Павел увлёкся рассматриванием боевой техники внизу, но вдруг его внимание привлекли черные пятна в небе, справа на 120  градусах, -«Мессеры» - прошептал он, -« Мессеры» - закричал он  и не задумываясь повернул вправо на курс 120 градусов и пошел сам в атаку, бесстрашно и смело, даже нагло. «Этажерка» против «Мессершмидтов» - телега против танков. Но ведь главное инициатива! Сразу заговорили и Павлов и Сашкин пулемёты, пули резанули по первому «Мессеру» и тот как заяц свернул в сторону с дырками от пуль в левом борту. М-109, громада, а от телеги бежит. Ещё и ещё очередь и уже дым пошел из тела летающего монстра и рев падающего «танка» озвучил последним аккордом стрельбу пулемётов . Но вот  искорки сверкнули у центрального «Шмидта» из под фонаря пилота. Пашин Р-5 вздрогнул, так что хрустнули все шпангоуты и только как ребёнок вскрикнул сзади Олег. Самолёт затрясло, двигатель захрипел, застучал и умолк. Тишина вдруг повисла вокруг. Перед лицом Павла торчала из под носа самолёта обрубленная в куски лопасть деревянного винта и не шевелилась. Доля секунды и  Р-5 кивнул носом и тоже запел песню гибнущего самолёта, из последних сил разрезая воздух.
- Прыгай, - приказал Павел Сашке, - Я следом.
Сашка вскрикнул и подхваченный потоком воздуха полетел назад, вскоре раскрылся парашют. Тот « Мессер», что подбил Павла,  уже заходил сзади в хвост и сразу расстрелял Сашку. Павел увидел только красные пятна на груди  и лбу друга и упавшую на плечо голову.

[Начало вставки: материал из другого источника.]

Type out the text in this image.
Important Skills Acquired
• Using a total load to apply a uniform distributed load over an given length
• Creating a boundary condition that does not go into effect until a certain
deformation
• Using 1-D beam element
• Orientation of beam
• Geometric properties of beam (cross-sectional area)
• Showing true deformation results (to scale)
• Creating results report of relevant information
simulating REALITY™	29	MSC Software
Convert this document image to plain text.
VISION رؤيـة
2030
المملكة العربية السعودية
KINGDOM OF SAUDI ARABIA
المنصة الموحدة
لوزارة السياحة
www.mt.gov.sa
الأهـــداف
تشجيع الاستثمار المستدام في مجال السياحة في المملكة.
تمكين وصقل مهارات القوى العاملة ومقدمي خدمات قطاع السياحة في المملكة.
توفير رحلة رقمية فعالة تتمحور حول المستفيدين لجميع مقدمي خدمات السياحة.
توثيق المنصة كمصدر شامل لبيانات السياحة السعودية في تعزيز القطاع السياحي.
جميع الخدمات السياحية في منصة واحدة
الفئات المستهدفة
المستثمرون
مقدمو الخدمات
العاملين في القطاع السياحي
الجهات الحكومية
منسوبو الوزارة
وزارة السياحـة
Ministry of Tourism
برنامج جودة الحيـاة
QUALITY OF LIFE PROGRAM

- Убит, тоже убит, - бормотал сам себе Павел, направляя самолёт к лесу.
«Мессер» чуя смерть «Этажерки», отошел в сторону и пошел параллельным курсом, ожидая прыжка пилотов. В этот момент раздался взрыв «заваленного» Павлом М-109го, что отвлекло фрица от падающего Р-5 и Павел вывалился за борт. Но остервенелый фашист заметил выпрыгнувшего лётчика и только ждал раскрытия парашюта, и Павел чувствовал взгляд фашиста и направленный в его сторону пулемёт. Но падал он быстро,- не попасть, но фашист летел ещё быстрее, дёрни Павел кольцо, и попадёт прямо в прицел. Секунды остановились, секунды бежали и « Мессер» прошел над падающим Павлом, только кресты мелькнули на брюхе, и ушел вперёд, оставив русского пилота в покое, не стал заходить на второй круг   
- Подумал, что я убит, - решил Павел, а скорость падения росла, земля летела навстречу и он дернул кольцо. Сильный удар по ногам и спине и он повис на стропах, до деревьев оставалось не более пятидесяти метров. Деревья сильно хлестали по лицу колючими ветками, словно в радости перестарались, встречая выжившего лётчика. Парашют застрял в стволах и Павел мягко, почти мягко опустился на землю, быстро отстегнул стропы от ремней и вытянулся на мягкой земле.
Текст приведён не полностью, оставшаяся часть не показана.